Overview of Research Centers
Advanced Computing Center for Research and Education (ACCRE)
The Advanced Computing Center for Research and Education (ACCRE) provides state of the art computing, storage, and visualization facilities campus-wide, supporting projects spanning the university's College of Arts and Science, Medical Center, and School of Engineering. ACCRE facilities currently support applications from such diverse fields as geology, particle physics, nanoscience, microelectronics, biophysics, structural biology, proteomics, neuroscience, and human genetics. ACCRE supports the VAnderbilt Multi-Processor Integrated Research Engine (VAMPIRE), a large-scale cluster of personal computers, sometimes called a "Beowulf" system, that has supercomputer performance.
Center for Integrative and Cognitive Neuroscience (CICN)
The Mission of the Center for Integrative and Cognitive Neuroscience (CICN) is to sustain programs of research to elucidate how normal and abnormal behavior and cognition arise from the function of the brain. This is accomplished by facilitating the formation of alliances of investigators with common interests, identifying and supporting opportunities for faculty recruitment, facilitating the acquisition of new collaborative grants and maintenance of existing center grants, and facilitating the acquisition and supervising the administration of core services.
Vanderbilt Kennedy Center for Research on Disabilities and Human Development
The mission of the Vanderbilt Kennedy Center for Research on Disabilities and Human Development is to improve the quality of life of persons with disorders of thinking, learning, perception, communication, mood and emotion caused by disruption of typical development. The center is a national University Center for Excellence in Developmental Disabilities and a Eunice Kennedy Shriver Intellectual and Developmental Disabilities Research Center. The center maintains offices for researchers and is host to a number of professional development and community resource workshops.
Vanderbilt University Institute for Imaging Science (VUIIS)
Vanderbilt has made major institutional commitments to clinical , affective, and cognitive neuroscience research through the creation of the Vanderbilt University Institute for Imaging Science (VUIIS). The VUIIS is headed by renowned MR physicist John Gore. VUIIS supports a wide range of imaging research from physics to molecular biology to cognitive neuroscience. Of particular relevance to human brain research, VUIIS has a state of the art Philips Intera Achieva 3T scanner, and has agreed to purchase a Philips 7T research scanner for installation at the summer of 2006. At that time, the VUIIS will be moving into a brand new building (click here), designed and built especially for it. The scanners are supported by a number of radiological technologists, MR physicists, research associates, including more than fifteen imaging science faculty. The VUIIS also has mechanisms to support pilot research through internal grants.
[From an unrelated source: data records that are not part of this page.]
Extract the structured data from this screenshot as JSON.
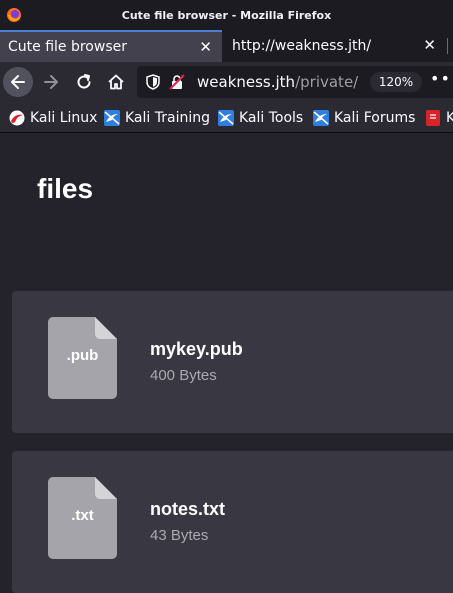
{
  "window": {
    "title": "Cute file browser - Mozilla Firefox"
  },
  "tabs": [
    {
      "label": "Cute file browser",
      "active": true
    },
    {
      "label": "http://weakness.jth/",
      "active": false
    }
  ],
  "urlbar": {
    "host": "weakness.jth",
    "path": "/private/",
    "zoom": "120%",
    "more": "•••"
  },
  "bookmarks": [
    {
      "label": "Kali Linux",
      "icon": "kali-linux-icon"
    },
    {
      "label": "Kali Training",
      "icon": "kali-training-icon"
    },
    {
      "label": "Kali Tools",
      "icon": "kali-tools-icon"
    },
    {
      "label": "Kali Forums",
      "icon": "kali-forums-icon"
    },
    {
      "label": "K",
      "icon": "kali-docs-icon"
    }
  ],
  "page": {
    "title": "files",
    "files": [
      {
        "ext": ".pub",
        "name": "mykey.pub",
        "size": "400 Bytes"
      },
      {
        "ext": ".txt",
        "name": "notes.txt",
        "size": "43 Bytes"
      }
    ]
  },
  "colors": {
    "accent": "#4a7fd4",
    "card": "#393842",
    "file_icon": "#a4a4aa"
  }
}
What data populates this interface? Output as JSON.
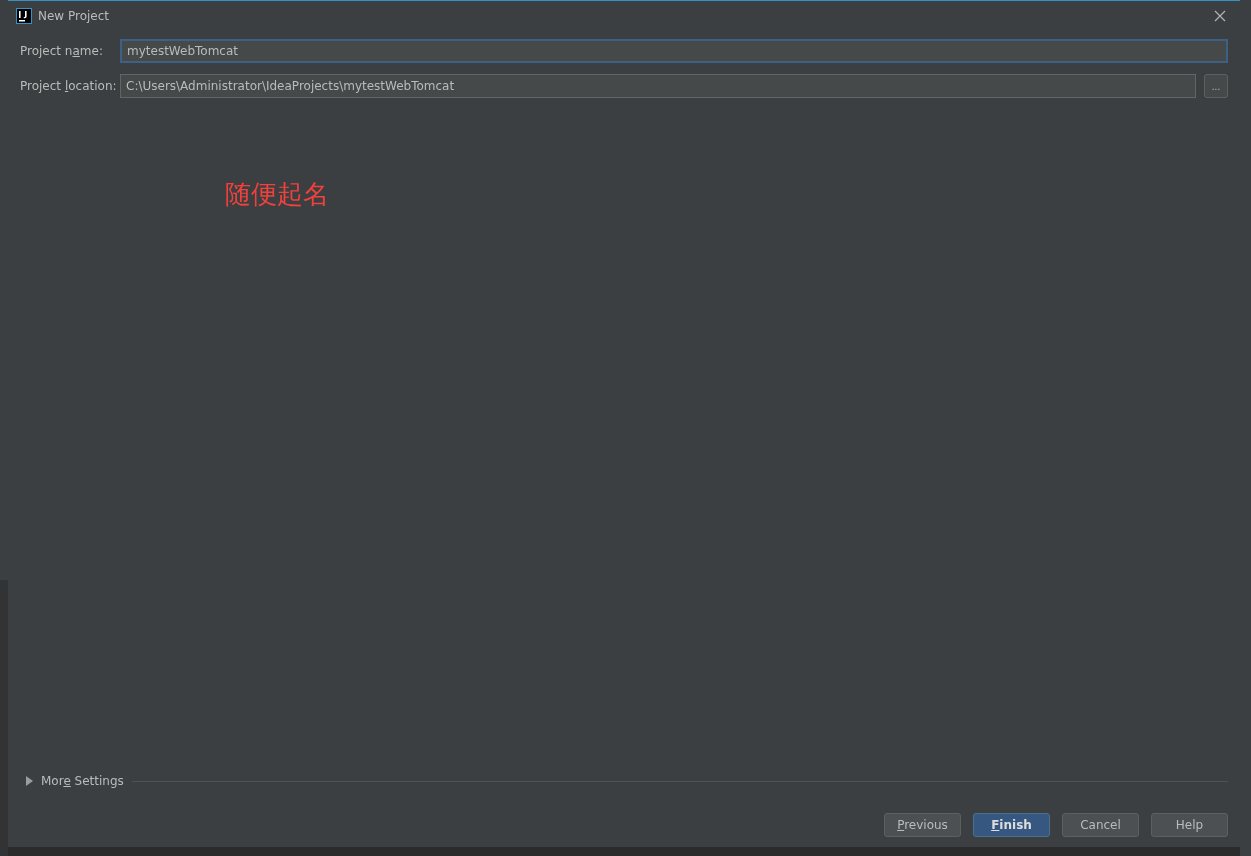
{
  "window": {
    "title": "New Project"
  },
  "fields": [
    {
      "label_parts": [
        {
          "text": "Project n",
          "underline": false
        },
        {
          "text": "a",
          "underline": true
        },
        {
          "text": "me:",
          "underline": false
        }
      ],
      "value": "mytestWebTomcat",
      "focused": true,
      "browse": false
    },
    {
      "label_parts": [
        {
          "text": "Project ",
          "underline": false
        },
        {
          "text": "l",
          "underline": true
        },
        {
          "text": "ocation:",
          "underline": false
        }
      ],
      "value": "C:\\Users\\Administrator\\IdeaProjects\\mytestWebTomcat",
      "focused": false,
      "browse": true,
      "browse_label": "..."
    }
  ],
  "annotation": "随便起名",
  "more_settings": {
    "label_parts": [
      {
        "text": "Mor",
        "underline": false
      },
      {
        "text": "e",
        "underline": true
      },
      {
        "text": " Settings",
        "underline": false
      }
    ],
    "expanded": false
  },
  "buttons": [
    {
      "label_parts": [
        {
          "text": "P",
          "underline": true
        },
        {
          "text": "revious",
          "underline": false
        }
      ],
      "kind": "default"
    },
    {
      "label_parts": [
        {
          "text": "F",
          "underline": true
        },
        {
          "text": "inish",
          "underline": false
        }
      ],
      "kind": "primary"
    },
    {
      "label_parts": [
        {
          "text": "Cancel",
          "underline": false
        }
      ],
      "kind": "default"
    },
    {
      "label_parts": [
        {
          "text": "Help",
          "underline": false
        }
      ],
      "kind": "default"
    }
  ]
}
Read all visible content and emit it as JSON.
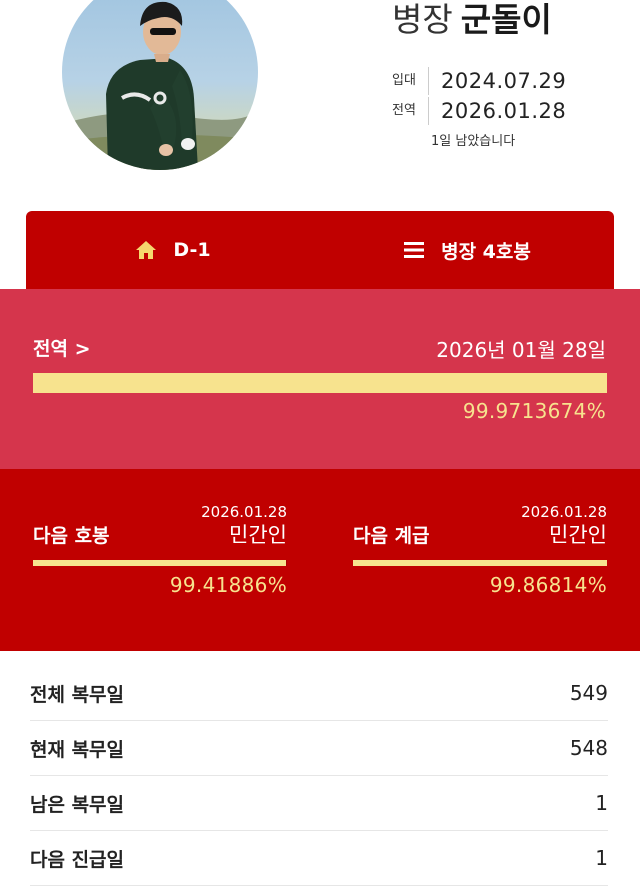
{
  "profile": {
    "rank": "병장",
    "nickname": "군돌이",
    "enlist_label": "입대",
    "enlist_date": "2024.07.29",
    "discharge_label": "전역",
    "discharge_date": "2026.01.28",
    "remaining_text": "1일 남았습니다"
  },
  "tabs": [
    {
      "label": "D-1",
      "icon": "home-icon"
    },
    {
      "label": "병장 4호봉",
      "icon": "menu-icon"
    }
  ],
  "discharge": {
    "title": "전역 >",
    "date": "2026년 01월 28일",
    "percent_text": "99.9713674%",
    "progress": 0.999713674
  },
  "next_pay_step": {
    "title": "다음 호봉",
    "date": "2026.01.28",
    "name": "민간인",
    "percent_text": "99.41886%",
    "progress": 0.9941886
  },
  "next_rank": {
    "title": "다음 계급",
    "date": "2026.01.28",
    "name": "민간인",
    "percent_text": "99.86814%",
    "progress": 0.9986814
  },
  "stats": [
    {
      "label": "전체 복무일",
      "value": "549"
    },
    {
      "label": "현재 복무일",
      "value": "548"
    },
    {
      "label": "남은 복무일",
      "value": "1"
    },
    {
      "label": "다음 진급일",
      "value": "1"
    }
  ],
  "colors": {
    "primary": "#c00000",
    "secondary": "#d5354c",
    "accent": "#f7e38e",
    "tab_icon": "#f5d76e"
  }
}
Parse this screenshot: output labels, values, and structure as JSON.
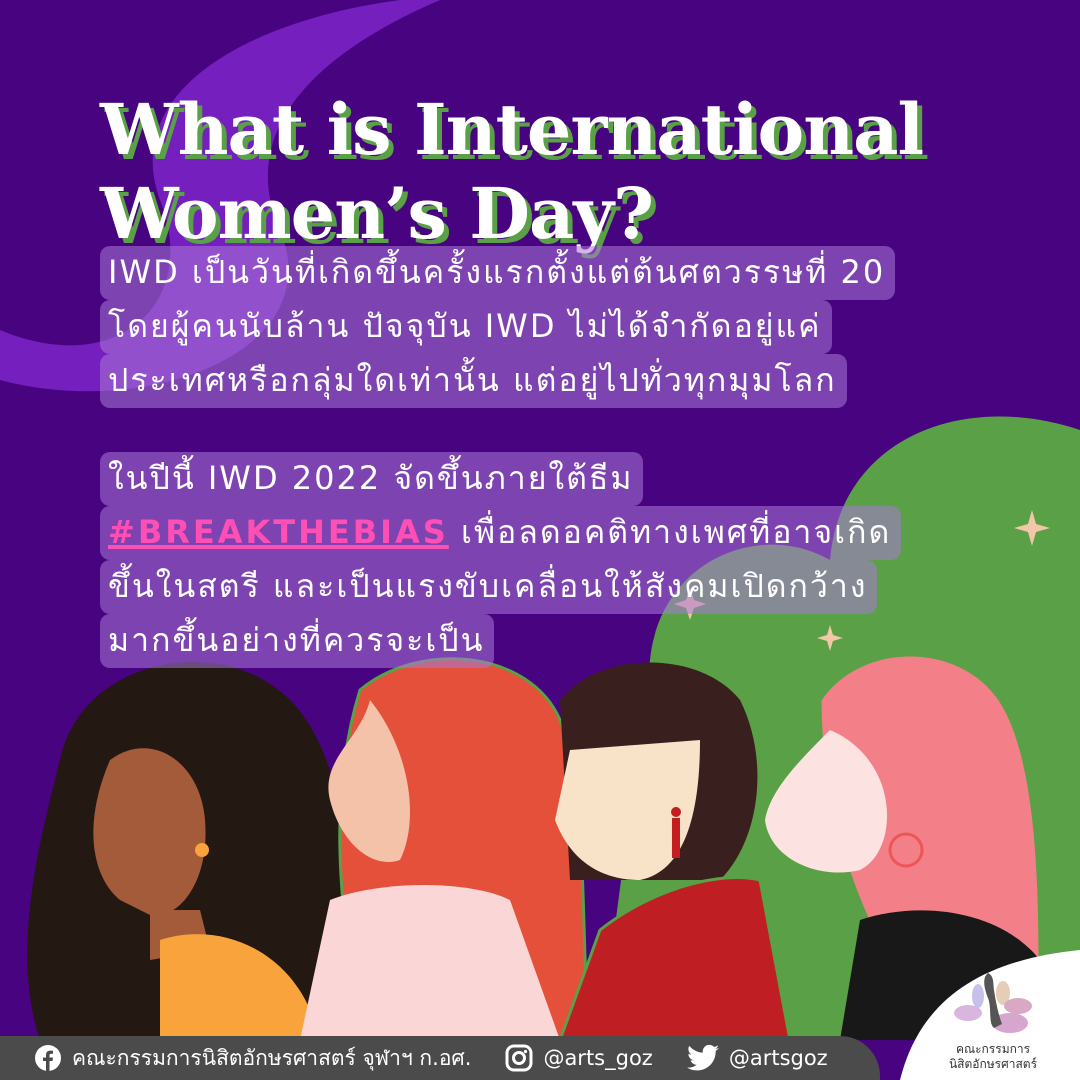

Vanderbilt Vision Research Center (VVRC)
The Vanderbilt Vision Research Center (VVRC) administers a core grant and a training grant from the National Eye Institute directed by Dr. David J. Calkins. The VVRC provides core services to 49 vision researchers in 11 departments across the university. Members of the Psychology Department are affiliated with the VVRC. The VVRC supports an administrative assistant, veterinary technician, a histotechnologist phenotyping, a computer systems administrator, a neuroimaging engineer, an instrument maker, in vitro and in vivo imaging, and technicians to facilitate transgenic mouse production and proteomics and genomics analyses. The VVRC sponsors special seminars throughout the academic year.